The original promise, if any, was made to Lloyd for the benefit of the plaintiff and her children. It is immaterial whether Lloyd be regarded as a trustee of an express trust, or as a mere promisee to whom a promise was made for the benefit of another. In either case he was a proper party plaintiff. Bliss, Code PL, Secs. 54, 55, 58, 262; Langdell, Contracts, Summary, Sec. 62. In some jurisdictions where a promise is made to one for the benefit of another, either may bring the action in his own name. But a judgment recovered by one would be a bar to an action brought by the other. It is not necessary that the • parties to the two suits should be nominally the same; it is sufficient if they are really and substantially the same in interest. Black, Judgments, Sec. 537. A judgment against one who sues for the benefit of another will bar a second suit by the latter in his own name. Ib., Sec. 538. Rogers vs. Gosnell, 51 Mo., 469.
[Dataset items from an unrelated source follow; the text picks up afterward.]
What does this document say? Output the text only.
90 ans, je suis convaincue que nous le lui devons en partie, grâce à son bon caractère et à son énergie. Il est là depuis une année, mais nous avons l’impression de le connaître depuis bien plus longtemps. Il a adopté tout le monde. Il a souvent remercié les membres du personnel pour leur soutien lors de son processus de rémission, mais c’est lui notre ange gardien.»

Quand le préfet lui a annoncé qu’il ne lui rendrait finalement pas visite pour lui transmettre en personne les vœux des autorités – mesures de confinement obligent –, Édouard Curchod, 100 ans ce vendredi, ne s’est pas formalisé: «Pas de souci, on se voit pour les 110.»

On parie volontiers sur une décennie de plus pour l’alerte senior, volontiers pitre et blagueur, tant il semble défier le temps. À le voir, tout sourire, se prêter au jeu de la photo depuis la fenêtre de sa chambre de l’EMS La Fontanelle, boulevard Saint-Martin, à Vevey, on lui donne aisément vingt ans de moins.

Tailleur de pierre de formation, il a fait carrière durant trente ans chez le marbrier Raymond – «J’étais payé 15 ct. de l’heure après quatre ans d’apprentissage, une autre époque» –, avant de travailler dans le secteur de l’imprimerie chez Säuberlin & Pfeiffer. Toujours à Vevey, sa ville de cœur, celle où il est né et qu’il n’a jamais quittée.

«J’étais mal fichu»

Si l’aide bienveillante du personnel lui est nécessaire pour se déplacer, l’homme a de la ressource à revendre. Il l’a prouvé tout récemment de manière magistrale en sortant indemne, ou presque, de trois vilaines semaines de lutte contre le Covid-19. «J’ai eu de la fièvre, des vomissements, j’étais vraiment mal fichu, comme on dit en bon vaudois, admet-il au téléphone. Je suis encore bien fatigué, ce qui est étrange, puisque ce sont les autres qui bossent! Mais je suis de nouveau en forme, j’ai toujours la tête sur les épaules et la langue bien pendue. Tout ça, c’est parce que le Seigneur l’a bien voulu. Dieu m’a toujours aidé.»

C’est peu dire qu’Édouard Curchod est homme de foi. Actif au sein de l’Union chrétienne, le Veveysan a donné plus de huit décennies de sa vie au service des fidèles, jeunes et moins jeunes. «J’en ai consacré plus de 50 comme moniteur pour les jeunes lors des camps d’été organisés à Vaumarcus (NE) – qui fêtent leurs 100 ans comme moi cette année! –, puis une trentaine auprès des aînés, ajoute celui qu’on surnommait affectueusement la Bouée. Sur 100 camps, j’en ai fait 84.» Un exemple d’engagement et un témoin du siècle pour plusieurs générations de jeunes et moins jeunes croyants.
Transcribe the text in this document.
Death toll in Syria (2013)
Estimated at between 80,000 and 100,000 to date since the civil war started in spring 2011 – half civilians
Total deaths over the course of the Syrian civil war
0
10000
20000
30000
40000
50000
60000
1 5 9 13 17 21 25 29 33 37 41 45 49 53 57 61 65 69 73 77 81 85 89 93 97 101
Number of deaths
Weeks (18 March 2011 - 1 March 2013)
But it is further contended that prior to the bringing of the action at law a new agreement was entered into by which Lloyd surrendered his trust, and the defendants became trustees in his place for the benefit of the plaintiff and her children, and that consequently Lloyd could not properly bring the former action, and that this suit is not based on the original promise, but upon' the subsequent agreement. The new agreement alleged to have been made between the plaintiffs and defendants could not stand by itself. There was no consideration. A promise cannot be supported by a past or executed consideration. The second agreement or arrangement, if any, must have been made either in pursuance of or by way of substitution for the first agreement. In either case the consent of Lloyd, the promisee in the first *217agreement, would be essential. A new agreement by way of substitution would require a consideration — as a release of Grinbaum & Co. by Lloyd from the obligation of their promise to him in consideration of their payment or promise to pay or hold the $5000 to, or for the benefit of, the plaintiff and her children. There is no evidence of any such binding agreement. On the contrary, the very fact that Lloyd afterwards brought the action at law is strong proof, aside from other evidence, that no such new contract was ever made. The new arrangement, if any, therefore, must have amounted to no more than a mere method of carrying out the first agreement, Lloyd still remaining the promisee. This appears to be the view taken by the plaintiff herself, for she alleges in her bill that the new agreement was made in pursuance of the original promise. Lloyd would merely be estopped from claiming any moneys paid out, or from holding the defendants liable for any acts done, by his consent. It would still be in his power at the time he brought his action to enforce, by suit or otherwise, the original promise, if any, so far as it remained unperformed.
A. liosa, for plaintiff. A. 8. Hartwell, for defendants.The decree appealed from is affirmed, with costs.